Mohandas Karamchand Gandhi (1869-1948) was a leader in India's successful,
non-violent struggle for Independence from Great Britain. Gandhi is often referred
to as Mahatma, which means "Great Soul."
Gandhi's Early Life
Gandhi was born in Porbandar, India, on October 2, 1869. His father was an
influential local leader (he was the Dewan of Porbandar). As was customary at the
time, Gandhi was married at age 13; his wife's name was Kasturba. Gandhi's father
died when Gandhi was only 16 years old. In 1888, Gandhi's first child (the first of
four sons) was born, and he soon sailed to London, England, to continue his legal
Gandhi became a lawyer and returned to India in 1891, a few months after his
mother died; he was 21 years old. After unsuccessfully trying to practice law in
India, he moved to Natal, South Africa, to work at a law firm in 1893.

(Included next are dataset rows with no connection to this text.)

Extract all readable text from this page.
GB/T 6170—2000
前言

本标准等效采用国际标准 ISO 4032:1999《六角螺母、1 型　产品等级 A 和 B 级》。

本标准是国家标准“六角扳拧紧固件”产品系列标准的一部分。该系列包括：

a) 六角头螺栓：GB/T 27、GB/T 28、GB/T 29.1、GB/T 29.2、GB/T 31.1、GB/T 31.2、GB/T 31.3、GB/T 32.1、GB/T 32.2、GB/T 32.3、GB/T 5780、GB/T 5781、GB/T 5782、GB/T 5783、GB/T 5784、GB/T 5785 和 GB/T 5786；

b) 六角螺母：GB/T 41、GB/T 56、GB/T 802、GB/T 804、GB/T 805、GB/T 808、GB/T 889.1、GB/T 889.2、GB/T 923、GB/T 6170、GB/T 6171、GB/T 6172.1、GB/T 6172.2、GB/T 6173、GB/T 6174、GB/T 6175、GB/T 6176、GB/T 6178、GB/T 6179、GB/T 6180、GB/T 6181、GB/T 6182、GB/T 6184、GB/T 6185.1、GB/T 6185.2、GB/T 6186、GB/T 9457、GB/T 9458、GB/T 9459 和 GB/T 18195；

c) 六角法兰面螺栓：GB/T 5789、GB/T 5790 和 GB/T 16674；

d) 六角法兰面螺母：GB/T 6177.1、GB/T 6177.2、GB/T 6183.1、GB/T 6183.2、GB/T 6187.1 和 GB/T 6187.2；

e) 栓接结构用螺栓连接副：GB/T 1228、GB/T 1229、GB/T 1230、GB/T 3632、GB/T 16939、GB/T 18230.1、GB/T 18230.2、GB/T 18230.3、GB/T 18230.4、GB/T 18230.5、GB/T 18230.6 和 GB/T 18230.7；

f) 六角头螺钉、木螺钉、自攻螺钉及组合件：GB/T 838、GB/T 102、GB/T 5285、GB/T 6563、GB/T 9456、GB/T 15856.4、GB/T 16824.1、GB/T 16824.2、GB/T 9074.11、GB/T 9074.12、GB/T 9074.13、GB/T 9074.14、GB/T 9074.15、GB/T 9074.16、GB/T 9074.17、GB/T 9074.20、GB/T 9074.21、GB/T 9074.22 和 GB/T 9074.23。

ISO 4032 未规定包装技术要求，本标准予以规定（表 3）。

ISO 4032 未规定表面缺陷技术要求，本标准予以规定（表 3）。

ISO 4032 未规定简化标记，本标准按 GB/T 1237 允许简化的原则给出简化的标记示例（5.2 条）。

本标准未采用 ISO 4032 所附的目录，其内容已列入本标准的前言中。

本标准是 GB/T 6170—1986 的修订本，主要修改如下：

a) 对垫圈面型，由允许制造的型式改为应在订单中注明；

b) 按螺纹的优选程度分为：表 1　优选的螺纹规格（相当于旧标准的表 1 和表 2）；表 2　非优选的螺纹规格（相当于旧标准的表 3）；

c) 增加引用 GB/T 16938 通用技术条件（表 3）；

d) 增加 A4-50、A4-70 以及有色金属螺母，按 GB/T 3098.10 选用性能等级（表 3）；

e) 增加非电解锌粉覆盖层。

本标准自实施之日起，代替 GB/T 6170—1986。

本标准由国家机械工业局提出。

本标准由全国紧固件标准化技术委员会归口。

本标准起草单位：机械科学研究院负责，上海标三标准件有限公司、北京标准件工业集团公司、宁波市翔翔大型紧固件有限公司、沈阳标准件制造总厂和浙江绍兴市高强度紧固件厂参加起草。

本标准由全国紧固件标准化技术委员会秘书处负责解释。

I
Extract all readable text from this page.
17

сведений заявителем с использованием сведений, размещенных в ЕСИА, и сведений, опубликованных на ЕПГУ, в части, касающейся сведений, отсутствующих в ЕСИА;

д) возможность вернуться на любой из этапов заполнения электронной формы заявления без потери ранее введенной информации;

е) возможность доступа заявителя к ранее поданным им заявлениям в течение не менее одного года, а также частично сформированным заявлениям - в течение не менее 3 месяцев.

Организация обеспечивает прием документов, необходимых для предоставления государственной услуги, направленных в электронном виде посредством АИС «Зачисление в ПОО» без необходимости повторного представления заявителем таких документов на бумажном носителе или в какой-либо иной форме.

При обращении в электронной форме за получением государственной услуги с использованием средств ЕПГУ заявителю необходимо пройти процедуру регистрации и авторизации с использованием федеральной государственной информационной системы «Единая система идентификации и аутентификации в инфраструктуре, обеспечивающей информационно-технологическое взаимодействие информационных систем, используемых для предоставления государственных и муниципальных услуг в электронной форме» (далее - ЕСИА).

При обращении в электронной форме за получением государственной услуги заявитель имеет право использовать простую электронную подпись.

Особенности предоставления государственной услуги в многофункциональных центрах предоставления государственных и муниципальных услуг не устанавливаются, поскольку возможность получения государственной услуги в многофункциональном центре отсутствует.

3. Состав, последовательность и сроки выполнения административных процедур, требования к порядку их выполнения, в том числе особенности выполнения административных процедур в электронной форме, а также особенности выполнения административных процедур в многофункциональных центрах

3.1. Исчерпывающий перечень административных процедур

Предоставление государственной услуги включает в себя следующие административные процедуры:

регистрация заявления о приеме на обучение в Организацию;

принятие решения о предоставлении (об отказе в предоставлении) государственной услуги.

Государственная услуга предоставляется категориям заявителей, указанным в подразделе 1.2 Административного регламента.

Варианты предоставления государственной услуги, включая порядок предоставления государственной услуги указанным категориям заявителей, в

Gandhi Moves to South Africa
In South Africa, Gandhi was faced with devastating racism against Indians. He and
other Indians were barred from first class railroad cars in the presence of whites,
barred from many hotels, beaten, and often mistreated. He used the law to fight
against terrible injustices to local Indians. He also began to formulate a method for
fighting political injustice in a non-violent manner, using boycotts, non-
cooperation, the writing of letters and pamphlets, and passive resistance. Gandhi
called these ideas Satyagraha, which means "insistence on truth." After more than
seven years of pressure from Gandhi and his supporters, the South African
government gave in to some compromises.
Gandhi returns to India
In 1914, after his success in South Africa, Gandhi returned to India; his temporary
job had turned into a 20-year campaign for human dignity. At 45 years old, Gandhi
entered Indian politics in the quest for Indian Independence. He continued his use
of non-violent methods in order to force the British government to loosen their
control of India. Gandhi organized the boycott of British goods, led peaceful
marches, fasted, and urged the mass defiance of many unfair British laws. Gandhi
was jailed by the British in 1922 for his civil disobedience; he was sentenced to six
years, but was released after two years. During Gandhi's imprisonment, Jawaharlal
Nehru led the Independence movement.